これが外に漏れたら、本当に馬鹿げた話だ。
悠良は心中で冷笑を浮かべた。
そして玉巳に視線を送ると、相手は楚々とした態度で、まるで無害な子ヒツジそのものだった。
一体どこに策略を秘めた人間に見えようか。
それなのに、その言葉の一つ一つが巧妙に場にいる全員に「小林悠良と寒河江伶は親しい」という印象を植え付けていった。
やがて株主たちもその話題に乗り、議論は熱を帯びる。
「考えてみれば、石川ディレクターが会社に来てから、プロジェクトが奪われたり、前回の徳本プロジェクトも石川ディレクターに持っていかれて、ディレクターの座も失った。
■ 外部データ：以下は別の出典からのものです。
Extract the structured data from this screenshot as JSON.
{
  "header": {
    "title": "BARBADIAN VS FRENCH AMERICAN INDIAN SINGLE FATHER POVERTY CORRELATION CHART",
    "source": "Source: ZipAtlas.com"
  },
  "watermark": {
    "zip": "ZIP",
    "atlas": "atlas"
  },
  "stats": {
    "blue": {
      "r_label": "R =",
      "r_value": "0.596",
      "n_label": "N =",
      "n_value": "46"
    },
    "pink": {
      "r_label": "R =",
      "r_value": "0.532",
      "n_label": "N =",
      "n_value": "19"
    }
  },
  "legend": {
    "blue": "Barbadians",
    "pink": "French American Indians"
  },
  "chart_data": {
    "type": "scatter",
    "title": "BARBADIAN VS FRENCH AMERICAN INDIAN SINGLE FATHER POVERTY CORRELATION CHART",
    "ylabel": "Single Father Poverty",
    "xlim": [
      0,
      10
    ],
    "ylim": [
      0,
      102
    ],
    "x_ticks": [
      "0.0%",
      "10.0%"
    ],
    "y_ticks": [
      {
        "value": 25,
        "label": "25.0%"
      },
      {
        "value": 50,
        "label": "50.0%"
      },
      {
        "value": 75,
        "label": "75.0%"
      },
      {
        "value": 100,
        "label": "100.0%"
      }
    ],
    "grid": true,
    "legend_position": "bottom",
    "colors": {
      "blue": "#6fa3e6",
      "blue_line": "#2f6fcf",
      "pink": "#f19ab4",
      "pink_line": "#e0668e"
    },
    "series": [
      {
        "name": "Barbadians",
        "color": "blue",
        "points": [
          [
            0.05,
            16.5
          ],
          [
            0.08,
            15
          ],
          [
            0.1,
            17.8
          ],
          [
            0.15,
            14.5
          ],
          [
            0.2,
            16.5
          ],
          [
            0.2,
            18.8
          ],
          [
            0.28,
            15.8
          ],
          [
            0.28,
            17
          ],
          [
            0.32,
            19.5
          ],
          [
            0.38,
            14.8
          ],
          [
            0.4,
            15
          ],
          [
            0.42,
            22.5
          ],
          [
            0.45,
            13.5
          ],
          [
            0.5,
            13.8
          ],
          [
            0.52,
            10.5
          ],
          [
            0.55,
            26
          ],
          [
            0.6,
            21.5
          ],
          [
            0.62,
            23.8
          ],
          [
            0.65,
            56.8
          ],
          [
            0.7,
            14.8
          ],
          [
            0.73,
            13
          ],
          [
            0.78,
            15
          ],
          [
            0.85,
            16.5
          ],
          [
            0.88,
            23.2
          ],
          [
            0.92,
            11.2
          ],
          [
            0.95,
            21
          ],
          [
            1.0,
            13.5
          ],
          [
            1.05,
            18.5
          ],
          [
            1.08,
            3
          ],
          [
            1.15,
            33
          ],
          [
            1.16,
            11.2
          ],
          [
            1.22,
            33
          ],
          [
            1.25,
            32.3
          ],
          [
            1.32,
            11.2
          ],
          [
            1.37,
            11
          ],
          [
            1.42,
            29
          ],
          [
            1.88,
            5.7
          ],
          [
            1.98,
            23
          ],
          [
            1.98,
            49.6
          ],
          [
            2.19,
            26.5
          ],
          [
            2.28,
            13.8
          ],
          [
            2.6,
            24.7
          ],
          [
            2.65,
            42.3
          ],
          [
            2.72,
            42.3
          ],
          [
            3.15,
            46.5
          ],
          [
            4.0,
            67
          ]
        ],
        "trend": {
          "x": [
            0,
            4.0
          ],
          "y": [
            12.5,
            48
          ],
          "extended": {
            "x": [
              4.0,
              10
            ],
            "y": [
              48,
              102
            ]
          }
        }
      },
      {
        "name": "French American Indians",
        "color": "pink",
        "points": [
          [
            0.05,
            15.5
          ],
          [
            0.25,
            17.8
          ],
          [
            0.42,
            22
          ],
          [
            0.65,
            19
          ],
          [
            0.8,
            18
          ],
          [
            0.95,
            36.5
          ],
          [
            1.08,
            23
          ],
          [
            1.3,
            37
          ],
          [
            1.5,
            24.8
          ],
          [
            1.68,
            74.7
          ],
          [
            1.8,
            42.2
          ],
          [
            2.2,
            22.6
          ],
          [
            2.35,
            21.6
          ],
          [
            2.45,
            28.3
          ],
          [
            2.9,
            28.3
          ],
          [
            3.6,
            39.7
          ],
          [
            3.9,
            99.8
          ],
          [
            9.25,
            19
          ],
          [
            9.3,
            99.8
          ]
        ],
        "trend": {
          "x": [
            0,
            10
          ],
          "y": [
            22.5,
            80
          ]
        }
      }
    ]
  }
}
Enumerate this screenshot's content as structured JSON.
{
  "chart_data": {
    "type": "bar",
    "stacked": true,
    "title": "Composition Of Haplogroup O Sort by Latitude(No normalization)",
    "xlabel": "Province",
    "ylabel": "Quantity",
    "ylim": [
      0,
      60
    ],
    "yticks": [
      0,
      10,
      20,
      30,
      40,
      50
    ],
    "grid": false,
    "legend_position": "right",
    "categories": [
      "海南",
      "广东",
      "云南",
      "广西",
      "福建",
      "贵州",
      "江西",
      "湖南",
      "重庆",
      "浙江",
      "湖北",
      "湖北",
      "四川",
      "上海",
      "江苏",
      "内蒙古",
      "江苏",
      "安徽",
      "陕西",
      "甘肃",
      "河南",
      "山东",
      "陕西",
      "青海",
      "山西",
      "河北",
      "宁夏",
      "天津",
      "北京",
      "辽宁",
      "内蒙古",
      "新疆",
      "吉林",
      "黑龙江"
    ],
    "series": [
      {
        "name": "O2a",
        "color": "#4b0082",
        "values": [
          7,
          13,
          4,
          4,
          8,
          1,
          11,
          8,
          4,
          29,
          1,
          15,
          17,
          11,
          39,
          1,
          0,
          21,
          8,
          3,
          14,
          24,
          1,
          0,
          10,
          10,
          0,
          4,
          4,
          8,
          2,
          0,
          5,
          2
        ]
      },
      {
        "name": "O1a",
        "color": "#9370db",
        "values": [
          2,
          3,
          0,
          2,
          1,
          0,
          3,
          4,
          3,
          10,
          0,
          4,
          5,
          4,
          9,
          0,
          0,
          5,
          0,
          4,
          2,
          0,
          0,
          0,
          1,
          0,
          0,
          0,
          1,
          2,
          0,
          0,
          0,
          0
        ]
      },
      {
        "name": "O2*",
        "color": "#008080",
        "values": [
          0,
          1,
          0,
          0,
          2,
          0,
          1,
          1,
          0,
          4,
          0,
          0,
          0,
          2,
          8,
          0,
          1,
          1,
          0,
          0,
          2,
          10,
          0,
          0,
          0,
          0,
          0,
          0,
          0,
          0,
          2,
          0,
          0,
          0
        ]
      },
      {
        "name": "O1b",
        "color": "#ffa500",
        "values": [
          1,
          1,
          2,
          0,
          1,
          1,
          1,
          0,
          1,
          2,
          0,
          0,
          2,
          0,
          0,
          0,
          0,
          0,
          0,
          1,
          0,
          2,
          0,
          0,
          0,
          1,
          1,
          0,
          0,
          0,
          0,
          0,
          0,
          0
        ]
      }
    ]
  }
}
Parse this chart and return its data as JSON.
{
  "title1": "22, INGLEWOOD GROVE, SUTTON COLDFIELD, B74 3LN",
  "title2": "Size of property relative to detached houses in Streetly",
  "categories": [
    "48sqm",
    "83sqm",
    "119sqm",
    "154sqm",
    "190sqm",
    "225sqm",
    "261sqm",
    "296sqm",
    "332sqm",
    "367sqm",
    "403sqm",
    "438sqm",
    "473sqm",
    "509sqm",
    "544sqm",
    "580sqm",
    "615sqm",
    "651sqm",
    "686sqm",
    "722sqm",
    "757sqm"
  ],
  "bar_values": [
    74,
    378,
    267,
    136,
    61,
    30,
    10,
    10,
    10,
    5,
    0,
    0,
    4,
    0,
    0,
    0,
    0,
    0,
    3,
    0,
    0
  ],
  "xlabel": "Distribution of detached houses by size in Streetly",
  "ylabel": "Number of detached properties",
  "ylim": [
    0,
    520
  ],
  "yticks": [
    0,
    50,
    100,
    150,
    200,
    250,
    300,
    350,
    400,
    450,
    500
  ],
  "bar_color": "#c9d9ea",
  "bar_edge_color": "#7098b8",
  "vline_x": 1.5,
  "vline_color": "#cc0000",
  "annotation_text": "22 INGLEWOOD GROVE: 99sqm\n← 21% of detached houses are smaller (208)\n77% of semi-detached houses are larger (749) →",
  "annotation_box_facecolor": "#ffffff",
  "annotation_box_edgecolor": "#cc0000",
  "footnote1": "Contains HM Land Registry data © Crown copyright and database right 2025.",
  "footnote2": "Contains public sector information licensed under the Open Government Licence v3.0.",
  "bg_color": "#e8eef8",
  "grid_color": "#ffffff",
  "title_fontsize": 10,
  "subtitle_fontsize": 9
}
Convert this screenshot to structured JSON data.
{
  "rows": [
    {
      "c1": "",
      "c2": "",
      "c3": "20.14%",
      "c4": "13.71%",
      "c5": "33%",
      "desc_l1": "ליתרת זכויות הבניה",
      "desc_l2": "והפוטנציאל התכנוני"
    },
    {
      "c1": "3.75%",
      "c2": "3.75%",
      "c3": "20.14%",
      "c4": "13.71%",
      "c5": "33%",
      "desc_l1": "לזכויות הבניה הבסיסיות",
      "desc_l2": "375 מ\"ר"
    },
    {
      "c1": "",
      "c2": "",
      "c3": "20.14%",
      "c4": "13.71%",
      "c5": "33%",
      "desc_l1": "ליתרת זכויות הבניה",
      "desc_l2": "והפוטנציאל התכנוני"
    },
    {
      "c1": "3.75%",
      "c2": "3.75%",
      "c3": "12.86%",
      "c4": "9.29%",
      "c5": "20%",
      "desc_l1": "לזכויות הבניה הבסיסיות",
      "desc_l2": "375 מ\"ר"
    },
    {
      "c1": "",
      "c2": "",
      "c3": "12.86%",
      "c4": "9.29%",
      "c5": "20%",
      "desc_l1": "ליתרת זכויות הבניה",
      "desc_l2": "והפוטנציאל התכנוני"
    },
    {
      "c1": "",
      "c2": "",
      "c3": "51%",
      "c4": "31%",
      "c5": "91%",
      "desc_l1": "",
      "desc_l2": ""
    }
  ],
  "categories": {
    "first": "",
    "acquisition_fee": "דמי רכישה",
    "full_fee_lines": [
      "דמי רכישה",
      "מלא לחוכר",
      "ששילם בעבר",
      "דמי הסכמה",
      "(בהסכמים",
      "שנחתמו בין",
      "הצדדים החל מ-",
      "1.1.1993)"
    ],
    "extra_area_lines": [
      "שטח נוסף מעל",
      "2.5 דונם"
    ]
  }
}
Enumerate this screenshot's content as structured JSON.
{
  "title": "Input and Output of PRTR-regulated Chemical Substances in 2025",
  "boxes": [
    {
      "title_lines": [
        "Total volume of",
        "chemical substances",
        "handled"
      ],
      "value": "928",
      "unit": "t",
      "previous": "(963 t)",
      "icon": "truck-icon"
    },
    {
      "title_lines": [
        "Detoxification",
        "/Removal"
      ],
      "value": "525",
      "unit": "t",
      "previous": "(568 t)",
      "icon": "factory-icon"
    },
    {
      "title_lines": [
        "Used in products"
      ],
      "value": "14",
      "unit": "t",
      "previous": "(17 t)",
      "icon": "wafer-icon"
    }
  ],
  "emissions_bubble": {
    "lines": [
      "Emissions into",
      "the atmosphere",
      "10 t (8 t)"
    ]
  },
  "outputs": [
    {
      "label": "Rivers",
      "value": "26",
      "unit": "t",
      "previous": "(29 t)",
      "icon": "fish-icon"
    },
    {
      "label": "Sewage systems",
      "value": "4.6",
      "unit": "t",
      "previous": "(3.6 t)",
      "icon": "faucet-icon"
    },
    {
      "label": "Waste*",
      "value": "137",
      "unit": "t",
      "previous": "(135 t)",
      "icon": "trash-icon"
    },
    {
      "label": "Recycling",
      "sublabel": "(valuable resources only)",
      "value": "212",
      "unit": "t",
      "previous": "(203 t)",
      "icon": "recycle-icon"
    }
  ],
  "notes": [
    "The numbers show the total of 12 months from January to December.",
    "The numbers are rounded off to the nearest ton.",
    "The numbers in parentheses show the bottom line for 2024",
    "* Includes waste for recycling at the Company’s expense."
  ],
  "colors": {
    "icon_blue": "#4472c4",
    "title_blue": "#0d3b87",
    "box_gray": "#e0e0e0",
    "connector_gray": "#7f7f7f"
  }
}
悠良は白川社の社長夫人なんだし、私がその立場だったら、もうここにいないで、もしLSがいい条件を出すならさっさと乗り換えますよ」
「それに、もし本当にそんなことになったら、外で白川社長がどんな風に噂されるか......妻がライバル企業とそんな関係にあるなんて話が出たら、これはもう大きなゴシップですからね」
悠良は思わず玉巳に親指を立てたくなった。
今後誰かが玉巳には計算高さがないと言ったら、その人に一発見舞ってやりたいくらいだ。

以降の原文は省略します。